How teachers are represented in the Australian print media shapes public understanding of the profession, potentially affecting who considers teaching, who stays, and how teachers’ work is valued within our society. This presentation extends a 25-year (1996 to 2020) study of media representations of teachers to 2025, drawing on systematic analysis of over 70,000 articles published in the Australian national and capital city daily newspapers.
The COVID-19 pandemic briefly changed the picture. As parents engaged with home learning and teachers’ classrooms became visible in new ways, media coverage softened, and for a moment, something different seemed possible. While at the time there was some optimism about the shift away from discussions of teacher quality and accountability, the analysis highlights that this shift was relatively short lived. By 2022, media discourses had largely returned to their familiar shape.
But the analysis also shows that the pandemic generated new story lines, around teacher workload, wellbeing, and workforce attrition, along with a sustained new focus on questions of pedagogy and teachers’ curriculum work.
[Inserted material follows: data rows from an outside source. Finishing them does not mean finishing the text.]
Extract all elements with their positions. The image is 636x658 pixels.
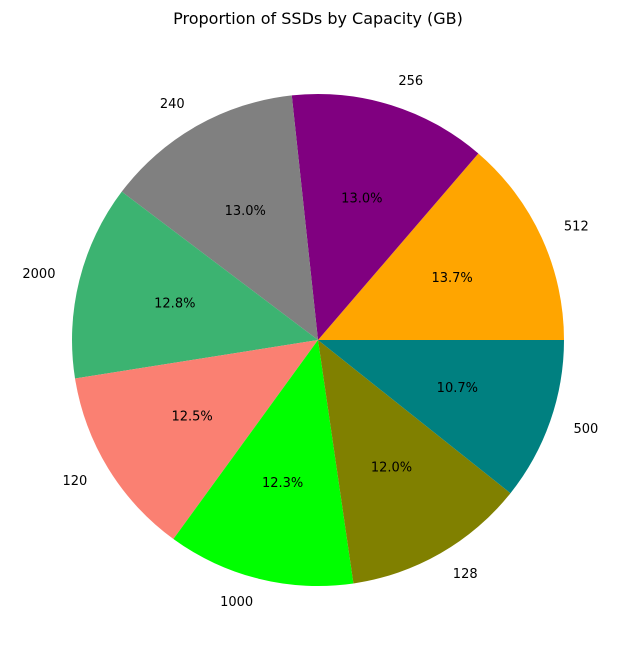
slice-percent-512: 13.7% — [431, 271, 472, 286]
pie-slices — [72, 93, 565, 587]
pie-slice-2000 — [72, 191, 318, 379]
slice-percent-240: 13.0% — [225, 204, 266, 219]
slice-percent-1000: 12.3% — [262, 476, 303, 491]
slice-label-500: 500 — [573, 422, 598, 437]
slice-label-2000: 2000 — [22, 267, 55, 282]
slice-label-512: 512 — [564, 220, 589, 235]
chart-title: Proportion of SSDs by Capacity (GB) — [173, 9, 463, 28]
pie-slice-128 — [318, 340, 511, 584]
pie-slice-1000 — [173, 340, 354, 587]
pie-slice-120 — [75, 340, 318, 540]
slice-percent-500: 10.7% — [437, 381, 478, 396]
slice-label-1000: 1000 — [220, 595, 253, 610]
slice-percent-128: 12.0% — [371, 460, 412, 475]
pie-slice-240 — [121, 95, 319, 341]
slice-label-256: 256 — [398, 74, 423, 89]
slice-percent-2000: 12.8% — [154, 297, 195, 312]
pie-labels: 512 256 240 2000 120 1000 128 500 — [22, 74, 598, 610]
slice-label-128: 128 — [453, 567, 478, 582]
pie-slice-500 — [318, 340, 564, 494]
pie-slice-512 — [318, 153, 565, 340]
pie-percent-labels: 13.7% 13.0% 13.0% 12.8% 12.5% 12.3% 12.0% 10.7% — [154, 192, 478, 491]
slice-label-240: 240 — [160, 97, 185, 112]
slice-label-120: 120 — [62, 474, 87, 489]
slice-percent-256: 13.0% — [341, 192, 382, 207]
slice-percent-120: 12.5% — [171, 410, 212, 425]
pie-slice-256 — [291, 93, 479, 341]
Five years on, these have become some of the most prominent features of how teachers are discussed in the print media, and they appear to be proving durable.
This presentation explores what changed, what didn’t, and what it means for how the teaching profession is understood in Australia today.
Nicole Mockler is Professor of Education at the Sydney School of Education and Social Work, University of Sydney, and Honorary Research Fellow at the Department of Education, University of Oxford. She is President Elect of the Australian Association for Research in Education. Nicole’s research focuses on teachers’ work and professional learning; education policy and politics; and curriculum and pedagogy. Her recent books include Constructing Teacher Identities: How the Print Media Define and Represent Teachers and their Work (2022), and the co-edited BERA-Sage Handbook of Research-informed Education Practice and Policy (2025). Nicole was Editor-in-Chief of The Australian Educational Researcher from 2017 to 2022, and is currently on the Editorial/International Advisory Boards of five scholarly journals. In 2022 she was awarded the Australian Council for Educational Leadership Dr Paul Brock Memorial Medal for significant career-long impact on the field of education. She remains a registered secondary school teacher in NSW.